Smith returned to his computer. He felt a renewed burst of stamina. It had been so hard these last days, cooped up in his office, shielded by the Folcroft security guards, who were starting to wonder if they were truly on alert to keep a deranged patient from escaping-as Dr. Smith had told them-or to keep someone out.
Talking to his wife, Smith had felt his pent-up frustration drain away. He returned to his computer terminal, a faint smile tugging at the dryish corners of his mouth. His wife thought he still secretly worked for the CIA. For years, he had kept the true nature of his job at Folcroft from her. But intuitively she knew. She had known for a long time. She didn't, however, suspect CURE's existence. As long as she didn't, Harold Smith would continue to let her believe she was merely the long-suffering wife of a dedicated CIA bureaucrat. And admire her for that.
Smith pushed the thoughts of her from his mind and returned to the problem at hand.
Over and over, he had run test programs on the pattern of the Harold Smith killings. Over and over, there had been no correlations-no common background features, no family relationships, no patterns of criminal activities. Nothing tied the Harold Smiths together except that they were all named Harold Smith, were males over sixty, and had disappeared or died in grisly circumstances.
The evidence was circumstantial, but it was compelling. It looked like the work of a possibly insane serial killer. Certainly normal law-enforcement agencies, if they ever learned of the pattern, would come to that conclusion.
Dr. Harold W. Smith knew that he was the killer's real target. He knew it with a certainty that bordered on the psychic. He knew it because of who he was, and he knew he was next on the killer's route.
The waiting was becoming a problem. Smith wished the killer would find him, just to get it over with. Just to learn the identity of his enemy.
Smith decided to attack the problem from another angle. He ran a logical extraction program and began entering facts.
Fact 1: Unknown killer knows name of target.
Fact 2: Unknown killer knows approximate age of target.
Fact 3: Unknown killer selects targets as he travels, probably by road.

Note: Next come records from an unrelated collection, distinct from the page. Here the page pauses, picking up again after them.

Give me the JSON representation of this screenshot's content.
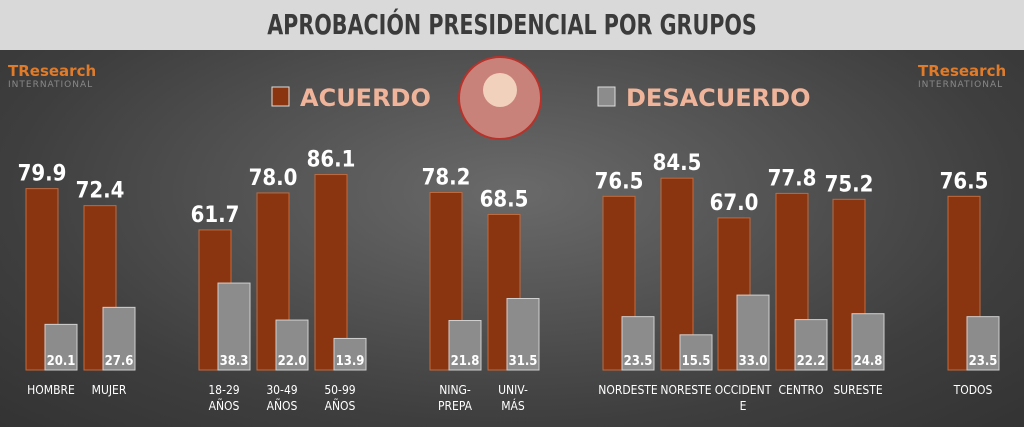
{
  "chart_data": {
    "type": "bar",
    "title": "APROBACIÓN PRESIDENCIAL POR GRUPOS",
    "logo": [
      "TResearch",
      "INTERNATIONAL"
    ],
    "categories": [
      "HOMBRE",
      "MUJER",
      "18-29 AÑOS",
      "30-49 AÑOS",
      "50-99 AÑOS",
      "NING-PREPA",
      "UNIV-MÁS",
      "NORDESTE",
      "NORESTE",
      "OCCIDENTE",
      "CENTRO",
      "SURESTE",
      "TODOS"
    ],
    "series": [
      {
        "name": "ACUERDO",
        "color": "#8b3510",
        "values": [
          79.9,
          72.4,
          61.7,
          78.0,
          86.1,
          78.2,
          68.5,
          76.5,
          84.5,
          67.0,
          77.8,
          75.2,
          76.5
        ],
        "value_labels": [
          "79.9",
          "72.4",
          "61.7",
          "78.0",
          "86.1",
          "78.2",
          "68.5",
          "76.5",
          "84.5",
          "67.0",
          "77.8",
          "75.2",
          "76.5"
        ]
      },
      {
        "name": "DESACUERDO",
        "color": "#8c8c8c",
        "values": [
          20.1,
          27.6,
          38.3,
          22.0,
          13.9,
          21.8,
          31.5,
          23.5,
          15.5,
          33.0,
          22.2,
          24.8,
          23.5
        ],
        "value_labels": [
          "20.1",
          "27.6",
          "38.3",
          "22.0",
          "13.9",
          "21.8",
          "31.5",
          "23.5",
          "15.5",
          "33.0",
          "22.2",
          "24.8",
          "23.5"
        ]
      }
    ]
  }
}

Query: How does unknown killer locate his targets? The computer busily searched its files, correlating data faster than any machine but the number-crunching supercomputers owned by the Pentagon. After a minute, answers began to scroll up the screen, each rated by probability factors. Smith selected the least likely probability for a control test.
The least likely probability indicated that the unknown killer selected his targets from local phone books. Smith asked the computer to sort the names of the murdered Harold Smiths into two categories: those who were listed in local phone directories and those with unlisted numbers. As an afterthought, he added a third category, those who did not own phones or were not listed under their own names.

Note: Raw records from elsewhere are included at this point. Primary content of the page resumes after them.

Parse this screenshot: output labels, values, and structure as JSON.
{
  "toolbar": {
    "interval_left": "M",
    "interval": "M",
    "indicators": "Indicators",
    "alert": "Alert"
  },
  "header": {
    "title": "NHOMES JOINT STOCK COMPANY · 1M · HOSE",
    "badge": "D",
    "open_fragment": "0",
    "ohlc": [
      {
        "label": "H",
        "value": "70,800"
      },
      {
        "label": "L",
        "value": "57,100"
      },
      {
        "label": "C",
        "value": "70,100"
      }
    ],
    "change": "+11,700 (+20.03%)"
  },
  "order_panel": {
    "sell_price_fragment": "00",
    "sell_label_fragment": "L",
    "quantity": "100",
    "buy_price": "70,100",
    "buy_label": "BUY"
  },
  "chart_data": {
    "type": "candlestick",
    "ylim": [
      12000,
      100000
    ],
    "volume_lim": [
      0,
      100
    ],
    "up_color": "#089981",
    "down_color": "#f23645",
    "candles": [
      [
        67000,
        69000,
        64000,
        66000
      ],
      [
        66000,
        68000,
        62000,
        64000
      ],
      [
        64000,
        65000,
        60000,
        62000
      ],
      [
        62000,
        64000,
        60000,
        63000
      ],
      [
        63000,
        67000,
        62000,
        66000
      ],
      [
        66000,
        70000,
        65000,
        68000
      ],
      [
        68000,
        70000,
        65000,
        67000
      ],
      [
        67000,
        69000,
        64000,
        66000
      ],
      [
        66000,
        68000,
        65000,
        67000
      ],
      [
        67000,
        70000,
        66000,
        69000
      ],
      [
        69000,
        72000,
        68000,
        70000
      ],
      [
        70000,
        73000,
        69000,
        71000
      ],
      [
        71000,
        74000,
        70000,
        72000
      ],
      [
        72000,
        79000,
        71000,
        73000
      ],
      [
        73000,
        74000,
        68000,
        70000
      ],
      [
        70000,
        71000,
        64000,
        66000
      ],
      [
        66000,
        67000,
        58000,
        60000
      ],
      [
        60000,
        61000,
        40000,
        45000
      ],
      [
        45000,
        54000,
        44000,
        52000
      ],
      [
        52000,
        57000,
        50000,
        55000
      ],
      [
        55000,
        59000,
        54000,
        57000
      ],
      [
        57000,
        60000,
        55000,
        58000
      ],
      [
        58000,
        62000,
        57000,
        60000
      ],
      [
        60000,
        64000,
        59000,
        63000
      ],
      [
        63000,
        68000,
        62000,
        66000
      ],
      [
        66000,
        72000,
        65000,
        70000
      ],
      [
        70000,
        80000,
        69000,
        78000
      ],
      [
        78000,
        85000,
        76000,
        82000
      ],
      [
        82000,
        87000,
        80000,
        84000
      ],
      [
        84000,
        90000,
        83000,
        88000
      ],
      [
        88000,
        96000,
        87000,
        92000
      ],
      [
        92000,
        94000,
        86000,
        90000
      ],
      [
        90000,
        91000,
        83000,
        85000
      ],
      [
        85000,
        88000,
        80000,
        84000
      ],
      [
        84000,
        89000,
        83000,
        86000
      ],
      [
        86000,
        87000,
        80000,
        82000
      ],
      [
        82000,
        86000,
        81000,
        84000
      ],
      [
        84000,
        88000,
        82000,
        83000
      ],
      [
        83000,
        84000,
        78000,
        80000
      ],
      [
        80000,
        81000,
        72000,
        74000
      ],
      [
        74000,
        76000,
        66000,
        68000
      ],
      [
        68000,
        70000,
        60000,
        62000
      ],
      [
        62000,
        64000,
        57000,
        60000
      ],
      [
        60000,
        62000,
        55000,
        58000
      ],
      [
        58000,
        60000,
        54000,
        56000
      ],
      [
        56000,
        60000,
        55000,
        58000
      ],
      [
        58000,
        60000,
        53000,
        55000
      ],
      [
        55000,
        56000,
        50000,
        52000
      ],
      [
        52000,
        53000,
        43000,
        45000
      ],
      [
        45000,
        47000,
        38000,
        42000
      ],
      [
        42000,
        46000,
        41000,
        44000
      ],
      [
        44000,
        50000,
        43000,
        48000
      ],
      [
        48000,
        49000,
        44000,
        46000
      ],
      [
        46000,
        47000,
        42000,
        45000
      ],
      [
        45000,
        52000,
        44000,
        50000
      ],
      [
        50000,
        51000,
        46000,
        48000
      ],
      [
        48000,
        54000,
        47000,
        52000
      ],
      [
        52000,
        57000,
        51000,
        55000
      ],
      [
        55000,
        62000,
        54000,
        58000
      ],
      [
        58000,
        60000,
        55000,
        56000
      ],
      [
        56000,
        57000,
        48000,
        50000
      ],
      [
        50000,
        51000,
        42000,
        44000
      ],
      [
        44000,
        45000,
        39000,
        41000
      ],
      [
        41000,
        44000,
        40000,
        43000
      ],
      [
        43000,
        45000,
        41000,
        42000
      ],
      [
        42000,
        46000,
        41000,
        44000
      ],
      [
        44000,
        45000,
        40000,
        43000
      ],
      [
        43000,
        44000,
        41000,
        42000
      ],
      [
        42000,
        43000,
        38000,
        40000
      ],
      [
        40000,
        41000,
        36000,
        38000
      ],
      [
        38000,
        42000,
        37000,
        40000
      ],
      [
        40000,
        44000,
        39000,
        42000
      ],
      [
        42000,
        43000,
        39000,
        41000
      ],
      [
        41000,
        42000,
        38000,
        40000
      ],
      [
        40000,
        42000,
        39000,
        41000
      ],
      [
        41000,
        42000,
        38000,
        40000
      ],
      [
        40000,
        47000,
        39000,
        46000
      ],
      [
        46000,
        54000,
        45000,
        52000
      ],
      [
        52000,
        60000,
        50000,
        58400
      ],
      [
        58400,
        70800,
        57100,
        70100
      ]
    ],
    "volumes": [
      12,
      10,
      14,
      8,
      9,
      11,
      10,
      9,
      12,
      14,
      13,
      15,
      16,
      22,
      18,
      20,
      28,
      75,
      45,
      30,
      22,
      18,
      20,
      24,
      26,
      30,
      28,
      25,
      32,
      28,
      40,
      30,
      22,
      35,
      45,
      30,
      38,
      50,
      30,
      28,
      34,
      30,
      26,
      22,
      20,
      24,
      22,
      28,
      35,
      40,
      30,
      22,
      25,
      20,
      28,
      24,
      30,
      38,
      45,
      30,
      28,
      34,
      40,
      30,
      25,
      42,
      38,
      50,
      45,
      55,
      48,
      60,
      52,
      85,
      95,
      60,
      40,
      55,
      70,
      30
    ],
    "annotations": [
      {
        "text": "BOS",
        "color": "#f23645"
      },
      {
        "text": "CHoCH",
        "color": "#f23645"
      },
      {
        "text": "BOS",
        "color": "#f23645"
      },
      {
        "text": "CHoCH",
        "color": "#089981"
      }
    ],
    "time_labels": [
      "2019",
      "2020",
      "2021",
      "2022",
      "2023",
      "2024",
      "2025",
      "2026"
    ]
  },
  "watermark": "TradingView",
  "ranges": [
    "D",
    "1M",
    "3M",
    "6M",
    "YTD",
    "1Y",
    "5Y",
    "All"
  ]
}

Smith stared for a long moment at the computer's answer.
All thirteen victims were listed in the local phone directories.
"It's too simple," Smith told himself. "It can't be." But it was. Smith had been operating on the assumption that the killer was some highly trained intelligence agent who would use sophisticated resources and experienced methods to execute his goals. This was too crude, too amateurish, too random. It would take months, even years, before the unknown killer reached his objective. Conceivably, he might kill every Harold Smith in the target group before reaching the right one. If then.